In fact, I think it's quite the opposite! I think laying aside encumbrances and running the race of life means taking my troubles and using them as spiritual energy to help me draw nearer to God—receiving His strength in order to obey Him despite my human weaknesses. I don't get to say, "…but God, my body is broken with illness, my piggy bank is broken with financial pressures, my heart is broken with some terrible tragedy." Instead, my job is to persist in the endeavor to obey God at every unexpected twist and turn in life…from the highest highs to the lowest lows. I am to surrender myself and my whole life to God and His ways…whatever the path He has laid before me.
Oh sure; I can pretend at obedience on the surface, and then resent it down deep, but God sees. He knows. He is present…slow to anger and abounding in love. He has given us not only the freedom to disobey, but also the tools to obey…to run the race with endurance.
In doing so, when we say, "Here am I, Lord," we are to do more than simply report for some kind of spiritual KP duty, and then kvetch the whole time.
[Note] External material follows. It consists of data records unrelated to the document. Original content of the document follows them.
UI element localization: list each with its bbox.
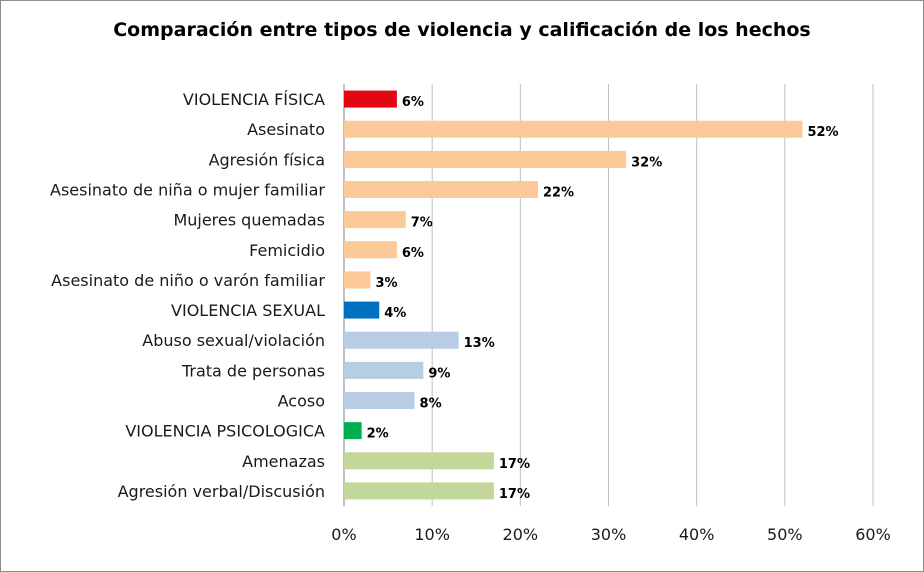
bar [344, 331, 459, 349]
bar [344, 90, 397, 108]
data-labels: 6% 52% 32% 22% 7% 6% 3% 4% 13% 9% 8% 2% 17% 17% [367, 95, 839, 502]
category-label: Asesinato de niña o mujer familiar [50, 181, 325, 200]
x-tick-label: 50% [767, 525, 803, 544]
data-label: 4% [384, 306, 406, 321]
category-label: Mujeres quemadas [173, 211, 325, 230]
category-label: Abuso sexual/violación [142, 331, 325, 350]
x-tick-label: 0% [331, 525, 356, 544]
bar [344, 150, 627, 168]
bar [344, 422, 362, 440]
data-label: 6% [402, 95, 424, 110]
x-tick-label: 30% [591, 525, 627, 544]
category-label: VIOLENCIA FÍSICA [183, 90, 325, 109]
category-label: VIOLENCIA SEXUAL [171, 301, 325, 320]
data-label: 3% [375, 276, 397, 291]
data-label: 6% [402, 246, 424, 261]
data-label: 8% [420, 397, 442, 412]
category-label: Asesinato de niño o varón familiar [51, 271, 325, 290]
x-tick-labels: 0% 10% 20% 30% 40% 50% 60% [331, 525, 890, 544]
data-label: 17% [499, 487, 530, 502]
bars [344, 90, 803, 500]
data-label: 22% [543, 186, 574, 201]
grid-lines [343, 84, 874, 506]
category-label: Agresión verbal/Discusión [118, 482, 325, 501]
category-label: VIOLENCIA PSICOLOGICA [125, 422, 325, 441]
category-label: Agresión física [209, 150, 325, 169]
bar [344, 271, 371, 289]
bar [344, 301, 380, 319]
bar [344, 361, 424, 379]
category-label: Trata de personas [181, 361, 325, 380]
x-tick-label: 40% [679, 525, 715, 544]
bar [344, 181, 538, 198]
bar [344, 392, 415, 409]
data-label: 9% [428, 366, 450, 381]
x-tick-label: 60% [855, 525, 891, 544]
data-label: 13% [464, 336, 495, 351]
category-labels: VIOLENCIA FÍSICA Asesinato Agresión física… [50, 90, 325, 501]
bar [344, 120, 803, 138]
data-label: 17% [499, 457, 530, 472]
bar [344, 482, 494, 500]
data-label: 2% [367, 427, 389, 442]
data-label: 32% [631, 155, 662, 170]
category-label: Femicidio [249, 241, 325, 260]
bar [344, 211, 406, 229]
bar [344, 241, 397, 259]
category-label: Acoso [278, 392, 325, 411]
x-tick-label: 20% [503, 525, 539, 544]
chart-title: Comparación entre tipos de violencia y c… [113, 19, 811, 41]
category-label: Asesinato [247, 120, 325, 139]
category-label: Amenazas [242, 452, 325, 471]
data-label: 7% [411, 216, 433, 231]
bar [344, 452, 494, 470]
x-tick-label: 10% [414, 525, 450, 544]
data-label: 52% [807, 125, 838, 140]
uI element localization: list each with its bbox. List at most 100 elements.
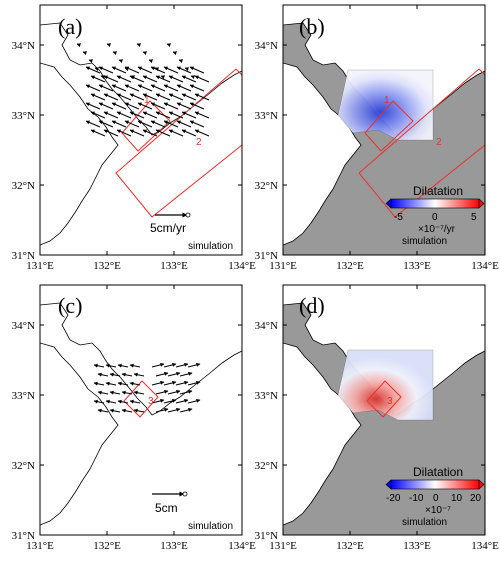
fault-segment-1 <box>121 100 171 152</box>
vector-arrow <box>117 363 129 368</box>
lat-tick-label: 34°N <box>255 40 278 52</box>
scale-circle-c <box>182 491 188 497</box>
dilatation-field <box>338 350 433 420</box>
vector-arrow <box>178 59 184 64</box>
vector-arrow <box>168 93 184 101</box>
vector-arrow <box>179 389 193 395</box>
vector-arrow <box>187 380 201 386</box>
colorbar-d-tick-2: 0 <box>433 493 439 504</box>
vector-arrow <box>124 67 130 72</box>
vector-arrow <box>111 102 127 110</box>
vector-arrow <box>93 381 105 386</box>
lon-tick-label: 132°E <box>336 540 364 552</box>
colorbar-d-min-triangle <box>385 479 392 490</box>
vector-arrow <box>189 84 205 92</box>
vector-arrow <box>133 390 145 395</box>
vector-arrow <box>82 51 88 56</box>
lon-tick-label: 131°E <box>26 260 54 272</box>
vector-arrow <box>117 399 129 404</box>
vector-arrow <box>194 129 210 137</box>
vector-arrow <box>163 362 177 368</box>
vector-arrow <box>181 129 197 137</box>
vector-arrow <box>129 93 145 101</box>
panel-label-b: (b) <box>299 14 325 39</box>
vector-arrow <box>187 362 201 368</box>
vector-arrow <box>130 75 136 80</box>
vector-arrow <box>90 93 106 101</box>
lat-tick-label: 33°N <box>255 390 278 402</box>
vector-arrow <box>109 372 121 377</box>
colorbar-b-min-triangle <box>385 198 392 209</box>
vector-arrow <box>121 372 133 377</box>
lon-tick-label: 132°E <box>93 540 121 552</box>
vector-arrow <box>189 120 205 128</box>
fault-segment-2 <box>115 68 242 218</box>
vector-arrow <box>129 363 141 368</box>
vector-arrow <box>85 84 101 92</box>
vector-arrow <box>116 93 132 101</box>
vector-arrow <box>129 129 145 137</box>
vector-arrow <box>163 398 177 404</box>
panel-label-c: (c) <box>58 293 82 318</box>
displacement-vectors <box>76 43 210 137</box>
lat-tick-label: 32°N <box>12 460 35 472</box>
vector-arrow <box>189 66 205 74</box>
lon-tick-label: 133°E <box>160 260 188 272</box>
colorbar-b-tick-2: 5 <box>471 212 477 223</box>
vector-arrow <box>163 380 177 386</box>
vector-arrow <box>129 399 141 404</box>
vector-arrow <box>124 84 140 92</box>
vector-arrow <box>109 408 121 413</box>
colorbar-d-tick-0: -20 <box>386 493 401 504</box>
vector-arrow <box>137 102 153 110</box>
vector-arrow <box>176 102 192 110</box>
vector-arrow <box>111 66 127 74</box>
lon-tick-label: 132°E <box>336 260 364 272</box>
vector-arrow <box>98 102 114 110</box>
segment-label-d3: 3 <box>387 396 393 407</box>
vector-arrow <box>85 120 101 128</box>
segment-label-b2: 2 <box>436 137 442 148</box>
lon-tick-label: 134°E <box>471 540 499 552</box>
vector-arrow <box>151 398 165 404</box>
vector-arrow <box>142 129 158 137</box>
vector-arrow <box>179 371 193 377</box>
vector-arrow <box>94 67 100 72</box>
vector-arrow <box>100 75 106 80</box>
fault-segment-2 <box>358 68 485 218</box>
vector-arrow <box>98 120 114 128</box>
vector-arrow <box>142 111 158 119</box>
lon-tick-label: 133°E <box>403 260 431 272</box>
colorbar-d-unit: ×10⁻⁷ <box>425 505 451 516</box>
vector-arrow <box>136 43 142 48</box>
vector-arrow <box>97 408 109 413</box>
colorbar-b-tick-0: -5 <box>394 212 403 223</box>
vector-arrow <box>167 389 181 395</box>
vector-arrow <box>111 84 127 92</box>
panel-label-d: (d) <box>299 293 325 318</box>
vector-arrow <box>160 75 166 80</box>
lat-tick-label: 31°N <box>12 250 35 262</box>
vector-arrow <box>90 75 106 83</box>
vector-arrow <box>167 407 181 413</box>
vector-arrow <box>150 102 166 110</box>
vector-arrow <box>181 111 197 119</box>
vector-arrow <box>93 399 105 404</box>
vector-arrow <box>106 43 112 48</box>
lon-tick-label: 134°E <box>228 260 256 272</box>
vector-arrow <box>194 93 210 101</box>
colorbar-d-tick-3: 10 <box>451 493 463 504</box>
vector-arrow <box>121 408 133 413</box>
lat-tick-label: 34°N <box>12 320 35 332</box>
lat-tick-label: 33°N <box>255 110 278 122</box>
segment-label-a2: 2 <box>196 137 202 148</box>
vector-arrow <box>118 59 124 64</box>
vector-arrow <box>148 59 154 64</box>
lat-tick-label: 34°N <box>12 40 35 52</box>
vector-arrow <box>168 75 184 83</box>
segment-label-b1: 1 <box>384 95 390 106</box>
vector-arrow <box>105 363 117 368</box>
lat-tick-label: 31°N <box>12 530 35 542</box>
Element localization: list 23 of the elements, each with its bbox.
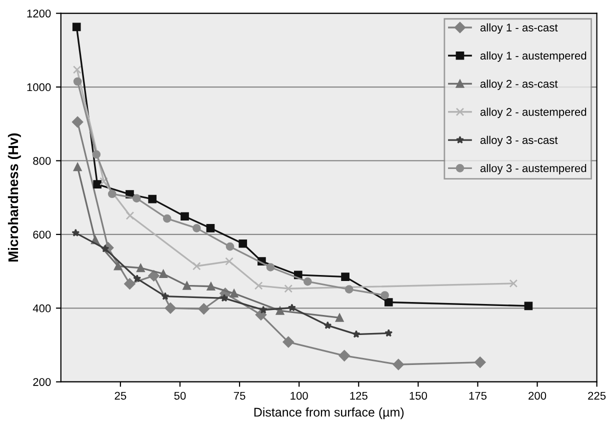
x-tick-label: 175 [469,392,487,400]
x-axis-title: Distance from surface (µm) [254,407,404,420]
y-tick-label: 200 [33,378,51,386]
x-tick-label: 50 [174,392,186,400]
x-tick-label: 150 [410,392,428,400]
x-tick-label: 200 [528,392,546,400]
x-tick-label: 225 [588,392,606,400]
x-tick-label: 25 [114,392,126,400]
legend-label: alloy 1 - as-cast [480,23,558,34]
legend-label: alloy 3 - austempered [480,164,586,174]
y-tick-label: 1200 [27,10,51,18]
y-tick-label: 400 [32,304,51,312]
x-tick-label: 100 [290,392,308,400]
legend-label: alloy 3 - as-cast [480,136,558,146]
legend-label: alloy 2 - as-cast [480,80,558,90]
y-axis-title: Microhardness (Hv) [8,133,21,262]
y-tick-label: 600 [33,230,51,239]
legend-label: alloy 2 - austempered [480,108,586,118]
y-tick-label: 1000 [27,83,51,92]
x-tick-label: 125 [350,392,368,400]
x-tick-label: 75 [234,392,246,400]
legend-label: alloy 1 - austempered [480,51,586,62]
y-tick-label: 800 [33,156,51,165]
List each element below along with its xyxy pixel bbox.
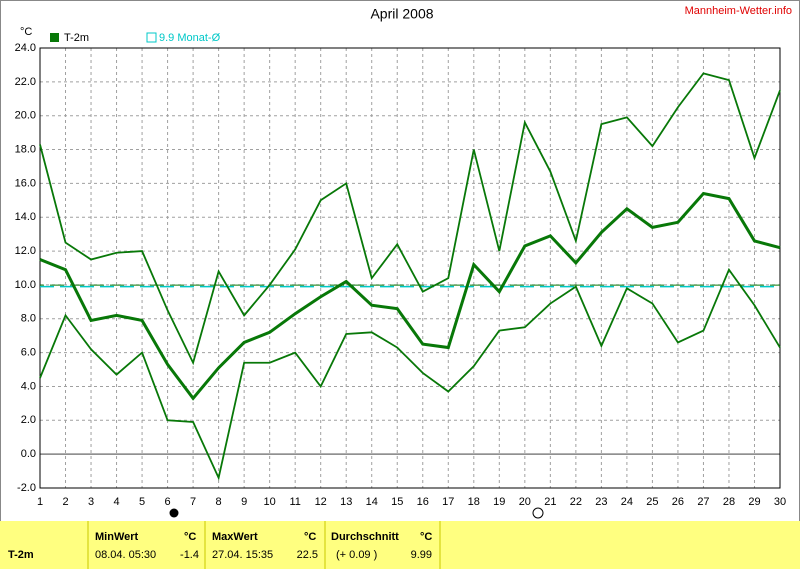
x-tick-label: 18 [468, 496, 480, 508]
x-tick-label: 9 [241, 496, 247, 508]
header: °C [304, 531, 316, 543]
header: Durchschnitt [331, 531, 399, 543]
x-tick-label: 24 [621, 496, 633, 508]
x-tick-label: 25 [646, 496, 658, 508]
x-tick-label: 20 [519, 496, 531, 508]
x-tick-label: 5 [139, 496, 145, 508]
y-tick-label: 8.0 [21, 313, 36, 325]
cell: -1.4 [180, 549, 199, 561]
cell: 9.99 [411, 549, 432, 561]
x-tick-label: 13 [340, 496, 352, 508]
y-tick-label: 14.0 [15, 211, 36, 223]
x-tick-label: 4 [113, 496, 119, 508]
header: MaxWert [212, 531, 258, 543]
cell: (+ 0.09 ) [336, 549, 377, 561]
header: MinWert [95, 531, 139, 543]
header: °C [184, 531, 196, 543]
x-tick-label: 16 [417, 496, 429, 508]
header: °C [420, 531, 432, 543]
row-label: T-2m [8, 549, 34, 561]
x-tick-label: 7 [190, 496, 196, 508]
x-tick-label: 30 [774, 496, 786, 508]
series-line [39, 72, 781, 366]
y-tick-label: 22.0 [15, 76, 36, 88]
y-tick-label: 20.0 [15, 110, 36, 122]
credit: Mannheim-Wetter.info [685, 5, 792, 17]
cell: 27.04. 15:35 [212, 549, 273, 561]
y-tick-label: -2.0 [17, 482, 36, 494]
x-tick-label: 28 [723, 496, 735, 508]
y-tick-label: 0.0 [21, 448, 36, 460]
x-tick-label: 3 [88, 496, 94, 508]
x-tick-label: 26 [672, 496, 684, 508]
y-tick-label: 4.0 [21, 380, 36, 392]
x-tick-label: 27 [697, 496, 709, 508]
legend-swatch [50, 33, 59, 42]
x-tick-label: 10 [264, 496, 276, 508]
y-tick-label: 2.0 [21, 414, 36, 426]
chart-title: April 2008 [370, 6, 433, 22]
y-axis-label: °C [20, 26, 32, 38]
x-tick-label: 17 [442, 496, 454, 508]
x-tick-label: 2 [62, 496, 68, 508]
series-line [39, 191, 781, 401]
stats-table [0, 521, 800, 569]
y-tick-label: 6.0 [21, 347, 36, 359]
x-tick-label: 19 [493, 496, 505, 508]
y-tick-label: 24.0 [15, 42, 36, 54]
x-tick-label: 1 [37, 496, 43, 508]
x-tick-label: 14 [366, 496, 378, 508]
y-tick-label: 10.0 [15, 279, 36, 291]
cell: 22.5 [297, 549, 318, 561]
x-tick-label: 22 [570, 496, 582, 508]
plot-border [39, 47, 781, 489]
new-moon-icon [169, 508, 179, 518]
legend-swatch [146, 32, 157, 43]
x-tick-label: 8 [216, 496, 222, 508]
y-tick-label: 16.0 [15, 177, 36, 189]
x-tick-label: 29 [748, 496, 760, 508]
y-tick-label: 18.0 [15, 143, 36, 155]
x-tick-label: 12 [315, 496, 327, 508]
series-line [39, 267, 781, 481]
x-tick-label: 6 [165, 496, 171, 508]
cell: 08.04. 05:30 [95, 549, 156, 561]
x-tick-label: 15 [391, 496, 403, 508]
legend-label: T-2m [64, 32, 89, 44]
legend-label: 9.9 Monat-Ø [159, 32, 221, 44]
x-tick-label: 23 [595, 496, 607, 508]
x-tick-label: 11 [289, 496, 300, 508]
y-tick-label: 12.0 [15, 245, 36, 257]
x-tick-label: 21 [544, 496, 556, 508]
full-moon-icon [532, 507, 544, 519]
We are to report as hands, feet, hearts, lips, and eyes that move "at the impulse of His love." So we can be sure, whether we are asked to love our enemies, our neighbors, our families, or even ourselves, He has already given us His love to do the job, and to do it well for the long haul. He has already loved before us.
We do well to ask ourselves, then, if we are living fully surrendered lives that move at His impulses, and not our own. If we are not, we can ask God, "Why?" but He will undoubtedly answer by giving us some sort of reminder that we have failed to lay aside any weight that keeps us from acting at the impulse of His love.